大規模言語モデル(LLM)とは何か? その仕組みと実用化まで
登壇したのは、グーグル・クラウド・ジャパン合同会社 ソリューションズアーキテクトの中井悦司氏と、同社のAI/ML 事業開発部長である下田 倫大氏の2人。まず中井氏がセッションのテーマである大規模言語モデル(LLM)の基礎知識を解説した。
ウィキペディアで「言語モデル」を調べると、「単語列に対する確率分布を表わすもの」とある。中井氏は、世の中に存在する大量の自然言語で書かれたテキスト文書に対し、その文書がどれほど「ありそう」なものなのかを確率で表現するものが言語モデルであると説明した。

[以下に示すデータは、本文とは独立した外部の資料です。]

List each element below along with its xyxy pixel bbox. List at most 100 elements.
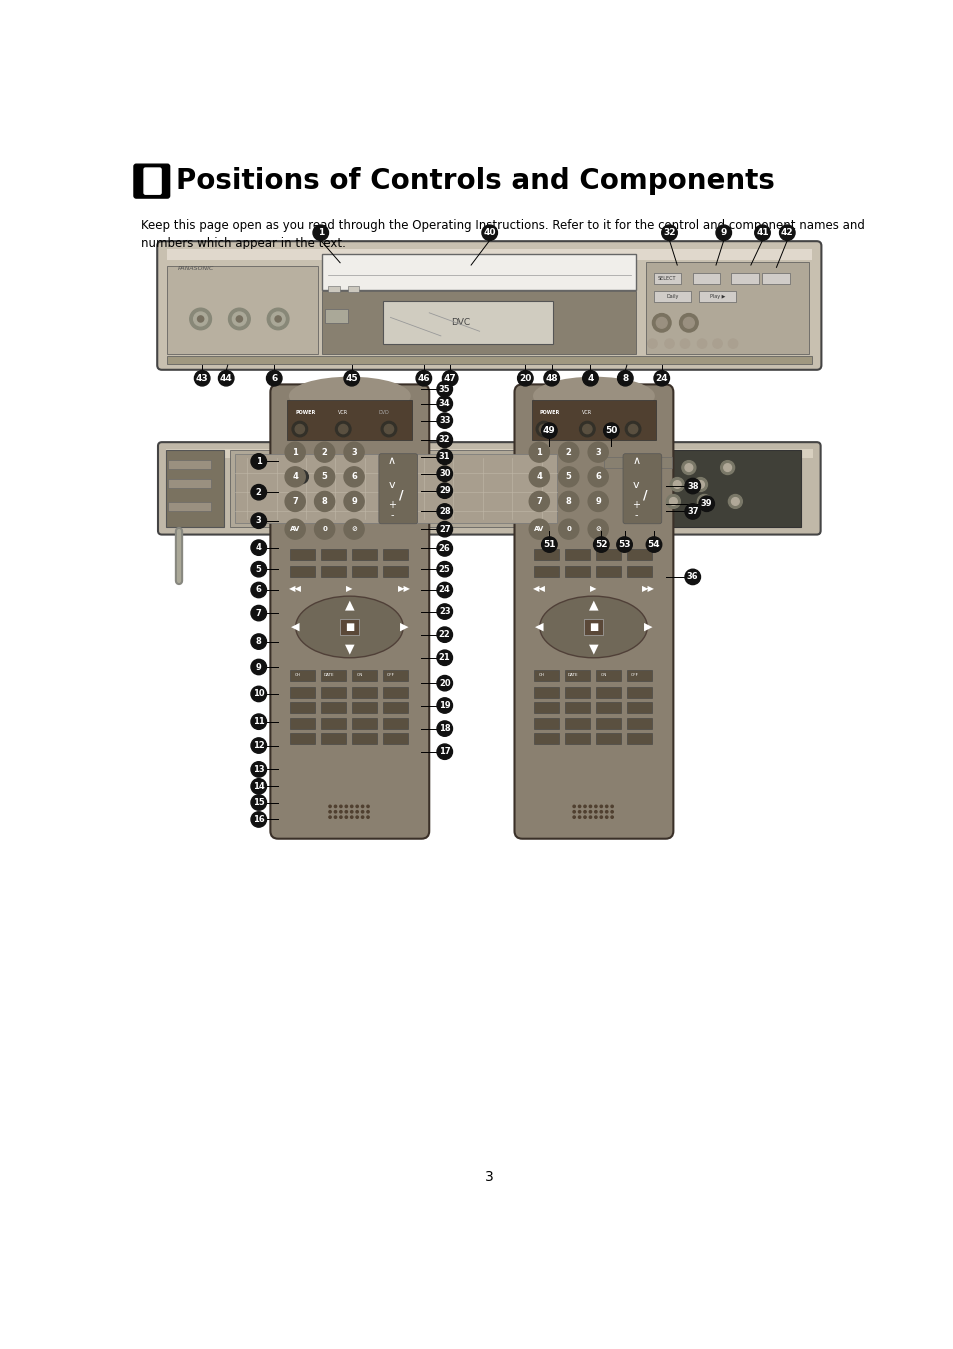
Bar	[287, 399, 412, 440]
Ellipse shape	[295, 596, 403, 658]
Circle shape	[481, 225, 497, 240]
Circle shape	[731, 498, 739, 506]
Text: ▶: ▶	[399, 622, 408, 631]
Circle shape	[670, 478, 683, 491]
Text: ◀: ◀	[535, 622, 543, 631]
Bar	[564, 670, 589, 681]
Circle shape	[251, 812, 266, 827]
Text: 21: 21	[438, 653, 450, 662]
Circle shape	[436, 432, 452, 448]
Bar	[626, 567, 651, 577]
Circle shape	[344, 467, 364, 487]
Circle shape	[779, 225, 794, 240]
Circle shape	[594, 816, 597, 819]
Circle shape	[583, 811, 585, 813]
Circle shape	[251, 795, 266, 811]
Text: OFF: OFF	[630, 673, 638, 677]
Text: 44: 44	[219, 374, 233, 383]
Bar	[654, 272, 680, 285]
Text: 0: 0	[322, 526, 327, 532]
Text: Positions of Controls and Components: Positions of Controls and Components	[175, 167, 774, 196]
Circle shape	[285, 491, 305, 511]
Bar	[534, 670, 558, 681]
Text: 20: 20	[438, 679, 450, 688]
Text: 2: 2	[565, 448, 571, 457]
Circle shape	[436, 720, 452, 737]
Text: 5: 5	[321, 472, 327, 482]
Circle shape	[436, 583, 452, 598]
Text: DATE: DATE	[323, 673, 334, 677]
Text: 37: 37	[686, 507, 698, 515]
Bar	[564, 567, 589, 577]
Text: -: -	[390, 510, 394, 521]
Circle shape	[529, 467, 549, 487]
Circle shape	[361, 816, 363, 819]
Text: 49: 49	[542, 426, 556, 436]
Circle shape	[197, 316, 204, 322]
Circle shape	[610, 805, 613, 808]
Text: 50: 50	[604, 426, 617, 436]
Text: /: /	[398, 488, 403, 500]
Circle shape	[684, 464, 692, 471]
Circle shape	[266, 371, 282, 386]
Circle shape	[267, 308, 289, 329]
Bar	[731, 272, 758, 285]
Circle shape	[593, 537, 608, 552]
Bar	[626, 670, 651, 681]
FancyBboxPatch shape	[622, 453, 661, 523]
Text: 18: 18	[438, 724, 450, 733]
Text: 1: 1	[255, 457, 261, 465]
Text: 14: 14	[253, 782, 264, 791]
Circle shape	[436, 503, 452, 519]
Circle shape	[367, 816, 369, 819]
Bar	[167, 248, 811, 259]
Circle shape	[716, 225, 731, 240]
Circle shape	[656, 317, 666, 328]
Text: 25: 25	[438, 565, 450, 573]
Text: 1: 1	[317, 228, 323, 237]
Bar	[626, 687, 651, 697]
Circle shape	[573, 805, 575, 808]
Circle shape	[436, 522, 452, 537]
Circle shape	[335, 421, 351, 437]
Circle shape	[384, 425, 394, 433]
Circle shape	[579, 421, 595, 437]
Text: OFF: OFF	[386, 673, 395, 677]
Text: v: v	[632, 479, 639, 490]
Circle shape	[605, 816, 607, 819]
Circle shape	[605, 811, 607, 813]
Text: ◀◀: ◀◀	[532, 584, 545, 594]
Text: 1: 1	[292, 448, 297, 457]
Text: 4: 4	[292, 472, 297, 482]
Bar	[352, 734, 376, 745]
Circle shape	[582, 425, 592, 433]
Circle shape	[436, 650, 452, 665]
Text: 8: 8	[565, 496, 571, 506]
Bar	[564, 734, 589, 745]
Circle shape	[436, 697, 452, 714]
Text: +: +	[632, 499, 639, 510]
Bar	[596, 734, 620, 745]
Bar	[382, 567, 407, 577]
Bar	[564, 549, 589, 560]
Bar	[290, 687, 314, 697]
Text: 31: 31	[438, 452, 450, 461]
Circle shape	[416, 371, 431, 386]
Circle shape	[529, 491, 549, 511]
Bar	[324, 309, 348, 322]
Circle shape	[251, 484, 266, 500]
Circle shape	[367, 811, 369, 813]
Circle shape	[541, 537, 557, 552]
Bar	[645, 262, 808, 355]
Text: 6: 6	[595, 472, 600, 482]
Bar	[382, 718, 407, 728]
Bar	[167, 266, 317, 355]
Ellipse shape	[289, 376, 411, 415]
Bar	[166, 449, 812, 459]
Text: ◀: ◀	[291, 622, 299, 631]
Text: 9: 9	[595, 496, 600, 506]
Circle shape	[573, 816, 575, 819]
Circle shape	[436, 676, 452, 691]
Circle shape	[251, 714, 266, 730]
Circle shape	[442, 371, 457, 386]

言語モデルの利用例として、文章の次に来る単語の予測が挙げられる。例えば、"This is a ……"とあると、多くの日本人は"pen"と想像することが多い。そして言語モデルなら「This is a pen」という文章が存在する確率はそれなりに高いと判断する。一方で、文法的に誤った単語「the」を続けると、「This is a the」となるが、言語モデルは、このような文が存在する確率はゼロに近いと判断する。
大規模言語モデル(LLM)とは、その根底にあるのは基本的に「次の単語を予測する」というシンプルな言語モデルである。しかし、そのモデルを大規模にすることにより、予測精度が上昇する。中井氏は、2017年にGoogleの研究者らが中心となり、言語モデルの精度を向上させるための「Attention機構」の発明について言及した。これにより、言語モデルの精度が向上し、実用的なレベルで使用可能となった。
中井氏は、GoogleではPaLM 2と呼ばれる大規模言語モデルを開発したことを紹介し「既に実用化されていて、Google Cloudのさまざまなプロダクトのバックエンドとして使われています。皆さんもお試しいただければと思います」と呼びかけた。